High level of expression of m01 and m02. Soluble expression of m01 and m02 is compared with that of CH2 by SDS-PAGE. The expressed proteins are indicated by arrows.

FIGURE 5.

Increased stability of two mutants measured by CD (A–C), DSC (D), and spectrofluorimetry (E). Folding curve at 25 °C (—), unfolding at 90 °C (□□□), and refolding (– – –) at 25 °C of m01 (A) and m02 (B) are shown.
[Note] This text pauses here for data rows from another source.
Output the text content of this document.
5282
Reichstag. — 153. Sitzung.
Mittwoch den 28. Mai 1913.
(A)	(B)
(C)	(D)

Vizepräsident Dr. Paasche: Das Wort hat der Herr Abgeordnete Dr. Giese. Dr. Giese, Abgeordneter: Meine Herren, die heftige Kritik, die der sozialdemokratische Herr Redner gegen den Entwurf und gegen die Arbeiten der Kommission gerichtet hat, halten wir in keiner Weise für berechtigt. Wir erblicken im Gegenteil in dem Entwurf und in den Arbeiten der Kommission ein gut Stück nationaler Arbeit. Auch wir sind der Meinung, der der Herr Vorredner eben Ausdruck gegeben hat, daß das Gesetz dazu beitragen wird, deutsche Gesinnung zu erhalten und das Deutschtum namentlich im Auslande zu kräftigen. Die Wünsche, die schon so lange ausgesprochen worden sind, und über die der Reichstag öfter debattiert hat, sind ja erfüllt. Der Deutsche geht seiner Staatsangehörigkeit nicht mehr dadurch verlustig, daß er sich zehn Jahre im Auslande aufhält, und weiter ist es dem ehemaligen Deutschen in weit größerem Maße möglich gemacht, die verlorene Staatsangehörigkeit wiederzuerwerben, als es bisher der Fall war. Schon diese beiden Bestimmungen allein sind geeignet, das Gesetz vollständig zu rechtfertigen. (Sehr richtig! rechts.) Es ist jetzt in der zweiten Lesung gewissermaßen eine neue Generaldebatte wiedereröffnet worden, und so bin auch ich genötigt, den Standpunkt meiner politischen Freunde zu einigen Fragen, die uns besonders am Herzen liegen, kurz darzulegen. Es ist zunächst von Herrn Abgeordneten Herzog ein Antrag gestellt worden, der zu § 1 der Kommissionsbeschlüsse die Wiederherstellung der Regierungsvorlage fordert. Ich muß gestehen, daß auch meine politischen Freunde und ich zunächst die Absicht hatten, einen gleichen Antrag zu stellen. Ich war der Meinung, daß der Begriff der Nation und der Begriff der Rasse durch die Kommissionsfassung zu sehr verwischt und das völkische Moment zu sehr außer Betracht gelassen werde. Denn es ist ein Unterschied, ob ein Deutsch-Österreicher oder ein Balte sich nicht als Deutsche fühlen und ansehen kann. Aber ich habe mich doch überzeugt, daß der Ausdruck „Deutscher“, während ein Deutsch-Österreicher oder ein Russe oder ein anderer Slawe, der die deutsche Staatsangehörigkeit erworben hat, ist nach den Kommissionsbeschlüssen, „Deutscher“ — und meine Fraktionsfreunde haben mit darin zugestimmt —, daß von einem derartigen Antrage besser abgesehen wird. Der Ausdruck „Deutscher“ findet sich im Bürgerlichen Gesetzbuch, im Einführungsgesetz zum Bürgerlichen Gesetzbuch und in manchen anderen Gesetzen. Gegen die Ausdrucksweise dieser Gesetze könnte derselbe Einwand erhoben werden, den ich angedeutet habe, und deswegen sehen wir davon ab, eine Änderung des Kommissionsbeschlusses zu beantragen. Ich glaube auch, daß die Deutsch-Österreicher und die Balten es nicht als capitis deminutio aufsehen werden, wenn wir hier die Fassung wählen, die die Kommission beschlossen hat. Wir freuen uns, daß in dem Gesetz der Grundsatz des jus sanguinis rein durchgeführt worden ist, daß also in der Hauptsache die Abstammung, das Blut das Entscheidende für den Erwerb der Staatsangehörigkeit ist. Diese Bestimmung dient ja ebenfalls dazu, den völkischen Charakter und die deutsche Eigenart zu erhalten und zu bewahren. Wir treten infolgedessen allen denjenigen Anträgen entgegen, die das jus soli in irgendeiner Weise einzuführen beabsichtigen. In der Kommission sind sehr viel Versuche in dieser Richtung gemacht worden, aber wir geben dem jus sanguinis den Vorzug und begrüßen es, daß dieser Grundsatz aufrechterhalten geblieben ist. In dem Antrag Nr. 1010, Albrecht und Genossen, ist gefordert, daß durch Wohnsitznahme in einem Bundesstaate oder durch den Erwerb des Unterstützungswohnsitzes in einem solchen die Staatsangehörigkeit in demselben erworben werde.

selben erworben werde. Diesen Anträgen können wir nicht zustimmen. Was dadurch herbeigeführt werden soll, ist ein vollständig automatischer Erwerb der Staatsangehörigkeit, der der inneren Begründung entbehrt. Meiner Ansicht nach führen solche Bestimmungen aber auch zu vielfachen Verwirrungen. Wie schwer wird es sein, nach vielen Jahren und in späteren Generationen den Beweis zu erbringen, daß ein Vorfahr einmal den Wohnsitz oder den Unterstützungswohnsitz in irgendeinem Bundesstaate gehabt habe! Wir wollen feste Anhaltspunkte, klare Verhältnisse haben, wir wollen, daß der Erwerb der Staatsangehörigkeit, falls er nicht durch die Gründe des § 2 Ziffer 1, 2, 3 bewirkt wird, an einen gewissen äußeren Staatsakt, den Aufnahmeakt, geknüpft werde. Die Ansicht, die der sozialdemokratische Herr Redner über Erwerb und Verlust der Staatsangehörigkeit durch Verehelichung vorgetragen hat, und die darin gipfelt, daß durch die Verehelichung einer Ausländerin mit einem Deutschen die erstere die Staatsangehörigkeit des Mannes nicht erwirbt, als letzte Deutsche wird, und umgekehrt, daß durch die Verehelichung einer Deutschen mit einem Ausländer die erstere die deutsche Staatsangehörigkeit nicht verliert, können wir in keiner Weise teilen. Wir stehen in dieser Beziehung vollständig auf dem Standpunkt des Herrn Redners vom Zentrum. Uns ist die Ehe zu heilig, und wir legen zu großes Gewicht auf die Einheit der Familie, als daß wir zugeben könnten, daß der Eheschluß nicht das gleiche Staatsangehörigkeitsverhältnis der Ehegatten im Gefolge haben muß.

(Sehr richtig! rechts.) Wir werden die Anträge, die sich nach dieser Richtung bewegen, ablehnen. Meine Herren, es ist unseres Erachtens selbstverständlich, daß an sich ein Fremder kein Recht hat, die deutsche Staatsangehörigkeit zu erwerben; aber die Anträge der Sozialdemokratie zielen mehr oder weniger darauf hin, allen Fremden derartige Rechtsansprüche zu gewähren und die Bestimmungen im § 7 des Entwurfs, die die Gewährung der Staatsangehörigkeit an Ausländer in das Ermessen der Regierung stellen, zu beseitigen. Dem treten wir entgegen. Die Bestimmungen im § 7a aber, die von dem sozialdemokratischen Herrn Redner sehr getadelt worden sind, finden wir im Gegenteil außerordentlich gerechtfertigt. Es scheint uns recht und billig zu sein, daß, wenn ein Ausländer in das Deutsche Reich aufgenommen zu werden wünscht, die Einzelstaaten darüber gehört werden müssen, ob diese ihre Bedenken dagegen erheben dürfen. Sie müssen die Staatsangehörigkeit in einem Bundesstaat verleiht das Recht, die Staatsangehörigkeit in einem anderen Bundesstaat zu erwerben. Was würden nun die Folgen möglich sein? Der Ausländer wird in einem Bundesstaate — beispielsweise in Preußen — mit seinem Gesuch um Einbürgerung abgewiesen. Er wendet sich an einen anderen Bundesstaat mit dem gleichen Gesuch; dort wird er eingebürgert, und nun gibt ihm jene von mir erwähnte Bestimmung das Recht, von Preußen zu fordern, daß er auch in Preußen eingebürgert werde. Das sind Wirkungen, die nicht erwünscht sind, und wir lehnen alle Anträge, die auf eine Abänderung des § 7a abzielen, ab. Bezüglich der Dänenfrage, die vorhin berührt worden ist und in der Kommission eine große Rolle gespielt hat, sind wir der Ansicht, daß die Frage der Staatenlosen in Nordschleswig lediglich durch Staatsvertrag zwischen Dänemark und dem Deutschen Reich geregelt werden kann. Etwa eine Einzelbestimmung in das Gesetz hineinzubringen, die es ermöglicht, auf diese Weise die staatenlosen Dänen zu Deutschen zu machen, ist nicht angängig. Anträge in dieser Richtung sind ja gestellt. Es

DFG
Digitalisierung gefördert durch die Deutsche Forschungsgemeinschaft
C, fraction-folded and T_m of m01 and m02 were calculated by the same method as with CH2; T_m of m01 = 73.8 ± 1.7 °C, T_m of m02 = 65.3 ± 0.6 °C. D, thermo-induced unfolding curves of m01 (T_m = 73.4 °C) and m02 (T_m = 66.5 °C) were also recorded by DSC. E, urea-induced unfolding of CH2, m01, and m02 measure by spectrofluorimetry. Half-unfolding of CH2, m01, and m02 is at 4.2, 6.8, and 5.8 m, respectively.

FIGURE 6.

Size exclusion chromatograms of m01 and m02. The same standard curve as in Fig. 1B is used. CH2 are m01 monomeric, while m02 includes a small amount of dimers.

FIGURE 7.

C_α (A) and N (B) chemical shift differences between CH2 and m01. Asterisks at the bottom of graphs indicate the residues that were not assigned in one or both proteins. The p at the bottom of the graphs indicate proline residues.

FIGURE 8.

Ribbon structure presentations of CH2 domain structure. In A, the regions that show largest (red), medium (orange), and small (yellow) chemical shift changes are shown by the colors in parentheses, the regions that show insignificant changes in chemical shifts are in blue. In B, the rigid regions (¹H-¹⁵N NOE > 0.7) are shown in blue, and the mobile regions (¹H-¹⁵N NOE < 0.7) are shown in red. See details of the criteria under “Experimental Procedures.” Native cysteines and engineered cysteines are also shown by cyan sticks and pink sticks. In both A and B, the regions that were not assigned are shown in white.

FIGURE 9.

¹H-¹⁵N NOE values of CH2 (closed triangles) and m01 (open squares). Asterisks and at the bottom of graphs indicate the residues that were not assigned in one or both proteins. The p at the bottom of the graphs also indicate proline residues and cannot measure the ¹H-¹⁵N NOE values. The large errors indicated for the ¹H-¹⁵N NOE values of a few residues result from the weak peak intensity in the spectra, leading to large uncertainty.